Sue Ball: A graduation ceremony is only the beginning for most students

The Open University's season of 29 awards ceremonies across the UK and in Dublin, Paris and Singapore will come to an end on 6 October at the Royal Festival Hall in London. Spotting the OU graduate isn't obvious as excited family groups rush through the doors. It's only at "robing", when the academic gown (Bachelors, Masters or Doctorate ) slides over the shoulders, that the graduate among each group emerges. Open University graduates do not have age in common. But what they do have is success.

OU life does not end with speeches and strawberry teas. A team from the Open University Alumni Relations Office supported by a group of enthusiastic graduate alumni volunteers will have talked with more than 3,500 graduates and their families of the total of 7,800 who attended ceremonies this year.

As a university which communicates primarily "at a distance" in a supported open learning environment, these events are a tangible expression of the Open University community. We met a young man in Belfast who started studying at 17 and was graduating at 24; a grandmother aged 78 in London receiving a Masters degree, having been forced to leave school at 13 because her father didn't believe girls should be educated; a 36-year-old Royal Naval Lieutenant Commander; a 46-year-old divorced mother of three training as a family mediator; a vicar and father of grown sons; and a 23-year-old graduating without the debts facing most of her friends.

Graduation offers the start of a new relationship with the university which lasts a lifetime. Following its key principle of openness the OU provides free membership to all graduates and all former students who have successfully completed an OU course. That's "two million and counting"! All are valued members of a vibrant worldwide learning community.
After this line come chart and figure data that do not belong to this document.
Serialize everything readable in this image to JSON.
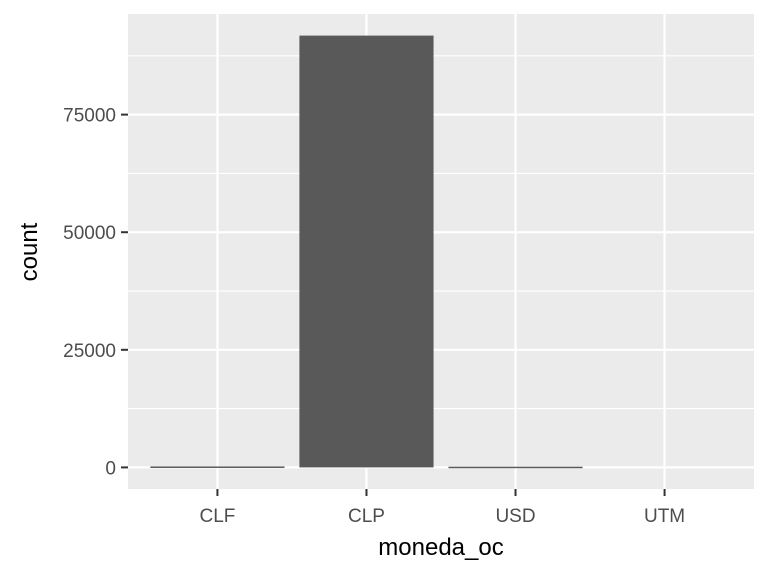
{
  "chart_data": {
    "type": "bar",
    "categories": [
      "CLF",
      "CLP",
      "USD",
      "UTM"
    ],
    "values": [
      200,
      91800,
      150,
      0
    ],
    "xlabel": "moneda_oc",
    "ylabel": "count",
    "ylim": [
      -4590,
      96390
    ],
    "yticks": [
      0,
      25000,
      50000,
      75000
    ],
    "ytick_labels": [
      "0",
      "25000",
      "50000",
      "75000"
    ],
    "grid": true,
    "legend": "none",
    "colors": {
      "bar": "#595959",
      "panel": "#ebebeb",
      "gridline": "#ffffff",
      "tick": "#333333"
    }
  }
}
The Alumni Association provides regular communications (electronic and print), access to careers services and information resources, opportunities to meet OU academics and other alumni and join clubs and societies as well as specialist groups including those for law and MBAs. The Alumni Association's website at www.openlink.org offers a news service, chatroom discussions and opinion polls as well as details of services to alumni.

We are particularly proud of the relationship with The Independent newspaper, offering a dedicated supplement for alumni each month for over four years.

We recognise that alumni make a vital contribution to the university by promoting study, becoming volunteers offering valuable time and skills (more than 12,000 are part of the OU Alumni Volunteer Programme) and supporting us financially with a donation or legacy. The university also benefits from students, alumni and staff who take out and use a variety of member benefits and quality services, ranging from an OU credit card to an online wineshop.

"Once an OU student, always an OU student" is how many of those we meet describe themselves. The evidence is in the large numbers of alumni each year who opt to return to study. Whichever way you choose to maintain your link with the Open University community, the Alumni Association is there for you. Why not join us?